Male Trouble seems to see itself as advancing the project of ‘reforming masculinities’ in two ways. Firstly, by contributing to recent public debates about ‘men, boys and masculinities’, and, secondly, by presenting cutting-edge social research to assist in the development of ‘agendas of change in arenas from health policy to family violence to primary education’. Taken on its own terms, it seems important to ask how well it accomplishes these tasks.

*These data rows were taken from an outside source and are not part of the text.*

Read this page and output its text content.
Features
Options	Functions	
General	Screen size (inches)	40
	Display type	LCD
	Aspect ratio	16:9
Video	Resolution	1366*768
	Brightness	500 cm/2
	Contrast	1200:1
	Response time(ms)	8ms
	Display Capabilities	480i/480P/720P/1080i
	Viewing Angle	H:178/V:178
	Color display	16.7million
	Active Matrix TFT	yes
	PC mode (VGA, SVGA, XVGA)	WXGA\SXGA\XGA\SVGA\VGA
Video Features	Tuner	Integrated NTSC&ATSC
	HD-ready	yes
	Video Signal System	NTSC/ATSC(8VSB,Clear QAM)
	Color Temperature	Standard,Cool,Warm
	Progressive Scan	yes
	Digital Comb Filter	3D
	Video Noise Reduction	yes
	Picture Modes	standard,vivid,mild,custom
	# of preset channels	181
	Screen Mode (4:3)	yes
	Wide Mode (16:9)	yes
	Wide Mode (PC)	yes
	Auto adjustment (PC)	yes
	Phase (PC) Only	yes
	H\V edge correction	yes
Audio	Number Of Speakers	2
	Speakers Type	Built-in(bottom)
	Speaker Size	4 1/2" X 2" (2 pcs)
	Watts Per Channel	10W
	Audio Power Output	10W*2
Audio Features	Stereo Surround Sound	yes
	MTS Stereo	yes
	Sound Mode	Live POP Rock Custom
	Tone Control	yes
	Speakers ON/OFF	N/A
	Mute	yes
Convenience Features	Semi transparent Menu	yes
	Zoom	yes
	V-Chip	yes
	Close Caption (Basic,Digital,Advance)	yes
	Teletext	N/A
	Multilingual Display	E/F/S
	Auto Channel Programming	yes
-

I offer qualified ticks on both counts. As Connell notes, much public debate about men and masculinity is marred by reactionary ideas. The progressive outlook offered by the authors of this collection, who veer away from psychological explanations for ‘all the nasty things men do’ and focus instead on ‘institutions, power relations, and social inequalities’, warms the chill of the current individualistic and biologically determinant political landscape. In particular, the use by most authors of the terms ‘hegemonic’ to preserve the hierarchies amongst men and resultant differences in masculinities was welcome.

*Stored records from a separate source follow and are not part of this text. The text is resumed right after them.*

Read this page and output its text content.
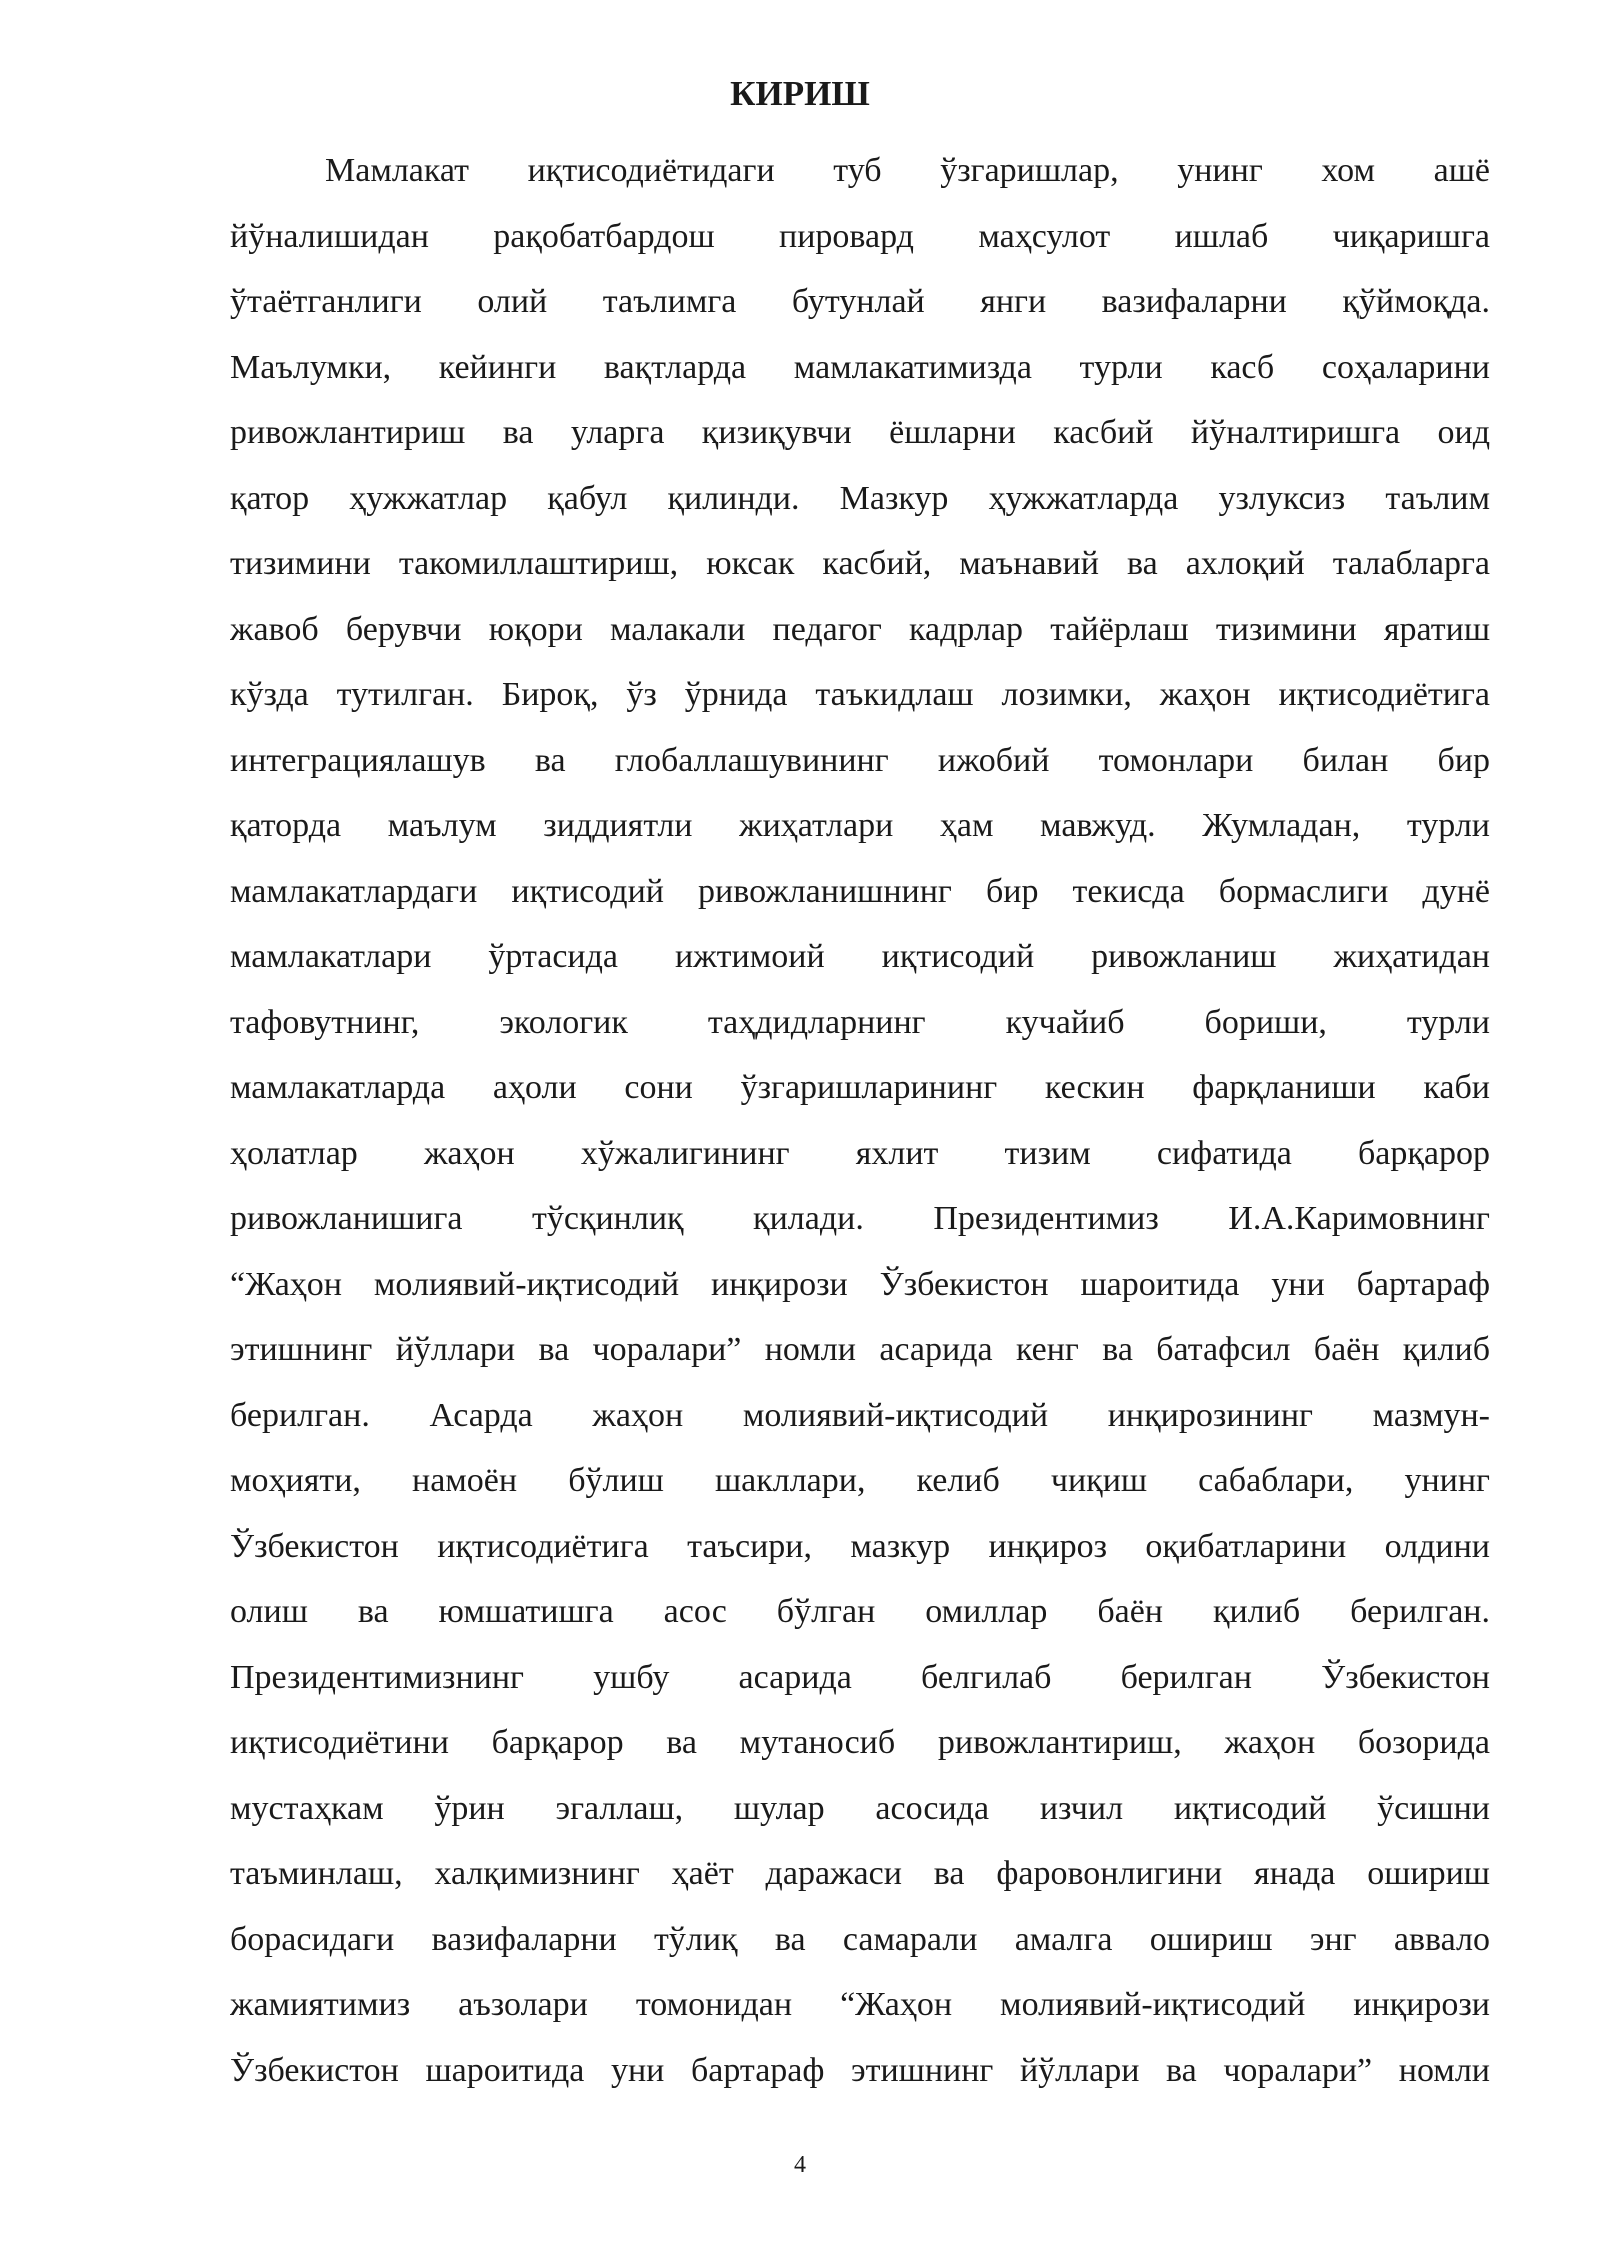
КИРИШ
Мамлакат иқтисодиётидаги туб ўзгаришлар, унинг хом ашё
йўналишидан рақобатбардош пировард маҳсулот ишлаб чиқаришга
ўтаётганлиги олий таълимга бутунлай янги вазифаларни қўймоқда.
Маълумки, кейинги вақтларда мамлакатимизда турли касб соҳаларини
ривожлантириш ва уларга қизиқувчи ёшларни касбий йўналтиришга оид
қатор ҳужжатлар қабул қилинди. Мазкур ҳужжатларда узлуксиз таълим
тизимини такомиллаштириш, юксак касбий, маънавий ва ахлоқий талабларга
жавоб берувчи юқори малакали педагог кадрлар тайёрлаш тизимини яратиш
кўзда тутилган. Бироқ, ўз ўрнида таъкидлаш лозимки, жаҳон иқтисодиётига
интеграциялашув ва глобаллашувининг ижобий томонлари билан бир
қаторда маълум зиддиятли жиҳатлари ҳам мавжуд. Жумладан, турли
мамлакатлардаги иқтисодий ривожланишнинг бир текисда бормаслиги дунё
мамлакатлари ўртасида ижтимоий иқтисодий ривожланиш жиҳатидан
тафовутнинг, экологик таҳдидларнинг кучайиб бориши, турли
мамлакатларда аҳоли сони ўзгаришларининг кескин фарқланиши каби
ҳолатлар жаҳон хўжалигининг яхлит тизим сифатида барқарор
ривожланишига тўсқинлиқ қилади. Президентимиз И.А.Каримовнинг
“Жаҳон молиявий-иқтисодий инқирози Ўзбекистон шароитида уни бартараф
этишнинг йўллари ва чоралари” номли асарида кенг ва батафсил баён қилиб
берилган. Асарда жаҳон молиявий-иқтисодий инқирозининг мазмун-
моҳияти, намоён бўлиш шакллари, келиб чиқиш сабаблари, унинг
Ўзбекистон иқтисодиётига таъсири, мазкур инқироз оқибатларини олдини
олиш ва юмшатишга асос бўлган омиллар баён қилиб берилган.
Президентимизнинг ушбу асарида белгилаб берилган Ўзбекистон
иқтисодиётини барқарор ва мутаносиб ривожлантириш, жаҳон бозорида
мустаҳкам ўрин эгаллаш, шулар асосида изчил иқтисодий ўсишни
таъминлаш, халқимизнинг ҳаёт даражаси ва фаровонлигини янада ошириш
борасидаги вазифаларни тўлиқ ва самарали амалга ошириш энг аввало
жамиятимиз аъзолари томонидан “Жаҳон молиявий-иқтисодий инқирози
Ўзбекистон шароитида уни бартараф этишнинг йўллари ва чоралари” номли
4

I did wish the authors had put more effort into making their arguments in plain English. This was the case firstly because, in several instances, I suspected that jargon was not functioning in its proper role as in-group shorthand, but, rather, obscuring a lack of analytical precision and depth. As well, if – as Connell seems to want – masculinity research is to impact on policy, lucid writing and material organisation is essential. Indeed, all readers, lay or academic, would have benefited from a standard format for each article in which the impetus for the work, and its place in the literature, its method, results and conclusions were all clearly laid out. Insofar as the collection makes no bones about being for academic audiences only, I would have preferred abstracts at the start of each piece and notes at the end of each chapter, rather than collected at the back of the book.

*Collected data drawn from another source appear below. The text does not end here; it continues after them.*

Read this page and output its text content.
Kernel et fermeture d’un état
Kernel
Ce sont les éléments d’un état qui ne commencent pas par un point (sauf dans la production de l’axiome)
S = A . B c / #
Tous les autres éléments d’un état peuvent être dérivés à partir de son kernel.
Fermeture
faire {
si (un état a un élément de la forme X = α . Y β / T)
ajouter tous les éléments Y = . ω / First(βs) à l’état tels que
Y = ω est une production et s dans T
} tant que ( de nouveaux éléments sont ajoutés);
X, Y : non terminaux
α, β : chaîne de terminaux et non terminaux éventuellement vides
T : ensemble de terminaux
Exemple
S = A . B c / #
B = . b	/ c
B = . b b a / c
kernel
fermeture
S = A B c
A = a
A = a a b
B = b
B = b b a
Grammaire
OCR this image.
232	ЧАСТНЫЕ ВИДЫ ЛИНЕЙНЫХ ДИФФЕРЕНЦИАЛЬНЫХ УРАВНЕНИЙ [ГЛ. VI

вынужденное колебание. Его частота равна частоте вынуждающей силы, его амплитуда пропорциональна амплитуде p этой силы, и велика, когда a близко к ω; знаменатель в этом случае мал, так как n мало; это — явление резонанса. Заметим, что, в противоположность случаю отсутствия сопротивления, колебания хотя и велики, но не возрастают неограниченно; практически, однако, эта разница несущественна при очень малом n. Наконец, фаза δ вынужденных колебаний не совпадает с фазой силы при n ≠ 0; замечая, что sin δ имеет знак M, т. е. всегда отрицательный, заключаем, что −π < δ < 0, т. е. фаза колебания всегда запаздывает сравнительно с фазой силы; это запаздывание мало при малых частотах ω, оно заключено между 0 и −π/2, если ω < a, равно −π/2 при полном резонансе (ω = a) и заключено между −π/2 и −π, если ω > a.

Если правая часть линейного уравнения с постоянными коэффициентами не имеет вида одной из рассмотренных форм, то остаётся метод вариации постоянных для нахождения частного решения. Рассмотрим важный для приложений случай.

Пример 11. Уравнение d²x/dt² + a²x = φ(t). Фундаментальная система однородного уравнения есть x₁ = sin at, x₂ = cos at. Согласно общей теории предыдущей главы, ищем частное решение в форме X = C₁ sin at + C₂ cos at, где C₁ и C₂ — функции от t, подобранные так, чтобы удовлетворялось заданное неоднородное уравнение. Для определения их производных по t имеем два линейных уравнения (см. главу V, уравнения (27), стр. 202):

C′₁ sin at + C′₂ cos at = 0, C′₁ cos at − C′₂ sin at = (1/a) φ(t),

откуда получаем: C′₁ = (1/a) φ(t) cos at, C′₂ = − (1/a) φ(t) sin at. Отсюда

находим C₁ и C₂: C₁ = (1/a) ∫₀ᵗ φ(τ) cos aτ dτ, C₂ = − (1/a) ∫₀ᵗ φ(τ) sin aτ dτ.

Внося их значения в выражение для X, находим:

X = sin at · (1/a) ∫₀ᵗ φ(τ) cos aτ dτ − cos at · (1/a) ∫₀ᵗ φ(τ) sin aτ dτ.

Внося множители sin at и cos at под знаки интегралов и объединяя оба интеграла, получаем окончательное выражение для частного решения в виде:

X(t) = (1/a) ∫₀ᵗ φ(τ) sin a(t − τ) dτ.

The collection does provide some new and interesting research. I was particularly fascinated by Poynting, Noble and Tabar’s discussion of ‘Protest masculinity and Lebanese youth in western Sydney’. The authors present fascinating extracts from interviews with seven Lebanese youth, which show how ‘protest’ masculinities are formed through intersections of class, gender and ethnicity. Mike Donaldson’s chapter, ‘Studying up: the masculinity of the hegemonic’, looks at the lives of ruling-class men – a rarity in sociological research, which specialises in what one researcher called ‘taking notebook and conscience in hand and going slumming’ – in order to investigate the workings of power from another angle, and to explore ‘the extent to which men of great power have some insight into the mechanics of its influence’.